That provision recognises that the commission may not be able to prepare such guidance until the final version of the legislation is known.

Unlike many pieces of legislation where one might be able to prepare guidelines in anticipation of enactment, the Bill has a number of issues of uncertainty. There remains a considerable amount of uncertainty about the final provisions of the Bill in view of the extent of the opposition to different clauses and the commitment by the Government—which is welcome—to come back on Report with amendments. The Government’s response to the report from the Commission on Civil Society and Democratic Engagement is also awaited. Until all of that is known it would not be sensible to embark on preparing guidelines because one might ultimately be dealing with different provisions.
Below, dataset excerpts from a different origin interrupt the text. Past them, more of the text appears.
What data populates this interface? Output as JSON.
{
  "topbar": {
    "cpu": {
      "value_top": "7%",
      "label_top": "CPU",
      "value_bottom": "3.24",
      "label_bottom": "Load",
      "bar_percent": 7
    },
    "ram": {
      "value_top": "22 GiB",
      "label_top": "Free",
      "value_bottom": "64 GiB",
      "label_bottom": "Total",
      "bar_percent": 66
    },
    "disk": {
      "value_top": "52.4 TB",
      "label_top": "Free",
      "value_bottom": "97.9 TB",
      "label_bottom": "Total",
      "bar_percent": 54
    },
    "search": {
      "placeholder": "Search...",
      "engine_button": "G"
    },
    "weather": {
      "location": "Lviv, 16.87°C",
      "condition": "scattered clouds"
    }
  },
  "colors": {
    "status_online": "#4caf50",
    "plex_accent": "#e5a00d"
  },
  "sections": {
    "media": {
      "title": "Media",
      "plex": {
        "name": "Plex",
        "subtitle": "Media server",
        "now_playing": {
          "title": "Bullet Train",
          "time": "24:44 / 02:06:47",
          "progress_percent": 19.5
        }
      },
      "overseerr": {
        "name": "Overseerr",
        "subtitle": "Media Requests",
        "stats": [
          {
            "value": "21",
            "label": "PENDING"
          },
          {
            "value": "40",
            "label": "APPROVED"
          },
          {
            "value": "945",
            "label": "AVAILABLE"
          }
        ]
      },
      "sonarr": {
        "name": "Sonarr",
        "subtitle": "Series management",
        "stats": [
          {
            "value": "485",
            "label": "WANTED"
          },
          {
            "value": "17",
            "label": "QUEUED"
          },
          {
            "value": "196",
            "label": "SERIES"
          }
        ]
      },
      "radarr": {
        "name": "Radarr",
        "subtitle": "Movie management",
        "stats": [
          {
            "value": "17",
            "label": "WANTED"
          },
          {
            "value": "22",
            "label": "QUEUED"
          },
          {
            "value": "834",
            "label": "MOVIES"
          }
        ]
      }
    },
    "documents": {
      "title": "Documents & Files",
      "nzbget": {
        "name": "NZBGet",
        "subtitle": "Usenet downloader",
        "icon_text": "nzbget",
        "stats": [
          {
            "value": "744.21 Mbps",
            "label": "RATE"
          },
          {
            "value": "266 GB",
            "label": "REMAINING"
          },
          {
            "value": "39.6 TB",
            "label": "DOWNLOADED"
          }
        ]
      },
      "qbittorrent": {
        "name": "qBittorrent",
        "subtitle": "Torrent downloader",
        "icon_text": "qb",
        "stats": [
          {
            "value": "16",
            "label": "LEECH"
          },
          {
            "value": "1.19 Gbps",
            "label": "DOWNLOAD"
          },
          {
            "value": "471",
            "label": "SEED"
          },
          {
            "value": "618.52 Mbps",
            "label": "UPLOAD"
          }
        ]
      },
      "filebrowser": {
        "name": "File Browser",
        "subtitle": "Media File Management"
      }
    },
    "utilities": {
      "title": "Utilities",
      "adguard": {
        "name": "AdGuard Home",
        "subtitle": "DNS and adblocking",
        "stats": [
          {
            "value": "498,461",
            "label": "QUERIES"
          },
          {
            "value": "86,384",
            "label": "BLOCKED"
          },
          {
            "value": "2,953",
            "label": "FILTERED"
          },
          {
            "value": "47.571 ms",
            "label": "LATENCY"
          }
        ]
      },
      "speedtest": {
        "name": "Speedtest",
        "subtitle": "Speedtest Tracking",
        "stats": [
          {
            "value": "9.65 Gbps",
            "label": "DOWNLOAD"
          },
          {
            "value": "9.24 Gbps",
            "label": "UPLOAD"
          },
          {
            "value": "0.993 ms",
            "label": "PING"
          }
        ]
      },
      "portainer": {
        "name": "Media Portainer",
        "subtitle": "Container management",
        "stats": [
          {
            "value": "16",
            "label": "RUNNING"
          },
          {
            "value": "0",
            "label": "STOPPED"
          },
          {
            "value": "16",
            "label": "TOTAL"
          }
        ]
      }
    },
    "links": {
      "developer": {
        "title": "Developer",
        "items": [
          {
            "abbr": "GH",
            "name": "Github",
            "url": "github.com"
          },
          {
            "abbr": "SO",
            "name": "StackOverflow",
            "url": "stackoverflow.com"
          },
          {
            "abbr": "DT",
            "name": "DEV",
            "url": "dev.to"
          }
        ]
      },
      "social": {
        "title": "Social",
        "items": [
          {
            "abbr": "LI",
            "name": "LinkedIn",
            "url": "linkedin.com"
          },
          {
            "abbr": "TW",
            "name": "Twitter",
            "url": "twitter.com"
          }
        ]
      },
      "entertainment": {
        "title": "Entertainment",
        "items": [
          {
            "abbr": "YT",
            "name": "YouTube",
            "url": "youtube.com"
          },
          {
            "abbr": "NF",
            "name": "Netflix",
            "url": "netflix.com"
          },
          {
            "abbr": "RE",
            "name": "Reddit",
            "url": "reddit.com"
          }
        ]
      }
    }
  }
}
It would be a waste of resources to commence work until the picture was much clearer.

Subsection (2) of the proposed new clause thereafter allows a period of three months after the publication of the guidance to enable recognised third parties to put in place procedures necessary to ensure that they comply with the Act’s provisions. It is clear from the discussion in Committee that there will undoubtedly be a bureaucratic burden on third parties. Once the guidelines are known, the procedures might well involve the recruitment and training of staff. It will certainly involve administrative procedures, including measures for recording and monitoring expenditure on a constituency basis—if the constituency provisions come in—and it will involve procedures for making returns, including weekly ones, as mentioned by my noble and right reverend friend Lord Harries of Pentregarth.

We should not underestimate the huge bureaucratic burden imposed on small organisations by this legislation. It is appropriate that, if this legislation is to work, they should be given a reasonable period to make arrangements to enable them to comply, particularly as a failure to comply will expose them to criminal conviction and sanction.

I recognise that by furthering this approach, one might well be encroaching into the year before the election. Subsections (3) and (4) of the proposed new clause are my attempt to address that difficulty. They provide, in that eventuality, for the regulated period to be reduced below the 365 days before the next election. Their effect is to reduce the period and to reduce the maximum amount of allowable expenditure in proportion to the amount of the year that is left.

The provisions of my proposed new clause are fair and reasonable. They will not prevent the Bill, when enacted, having effect prior to the next election, if that is the will of Parliament. However, I recognise, having regard to other possible approaches, that the new clause will be unnecessary if the relevant period is reduced to, say, six months, which other noble Lords suggested. However, it is lodged in anticipation that the period will remain at one year.

The second proposed new clause is in Amendment 170K. It would ensure that the Government recognise—as I am sure that they do—the significant additional burden that the Bill would impose upon the Electoral Commission. This is reflected in the various new provisions, requiring guidance, monitoring and enforcement, particularly if the commission has to monitor and enforce contemporaneously the provisions on constituency expenditure. I referred to my concerns about that when opposing the Question that Clause 28 should stand part of the Bill, and I do not intend to repeat them here.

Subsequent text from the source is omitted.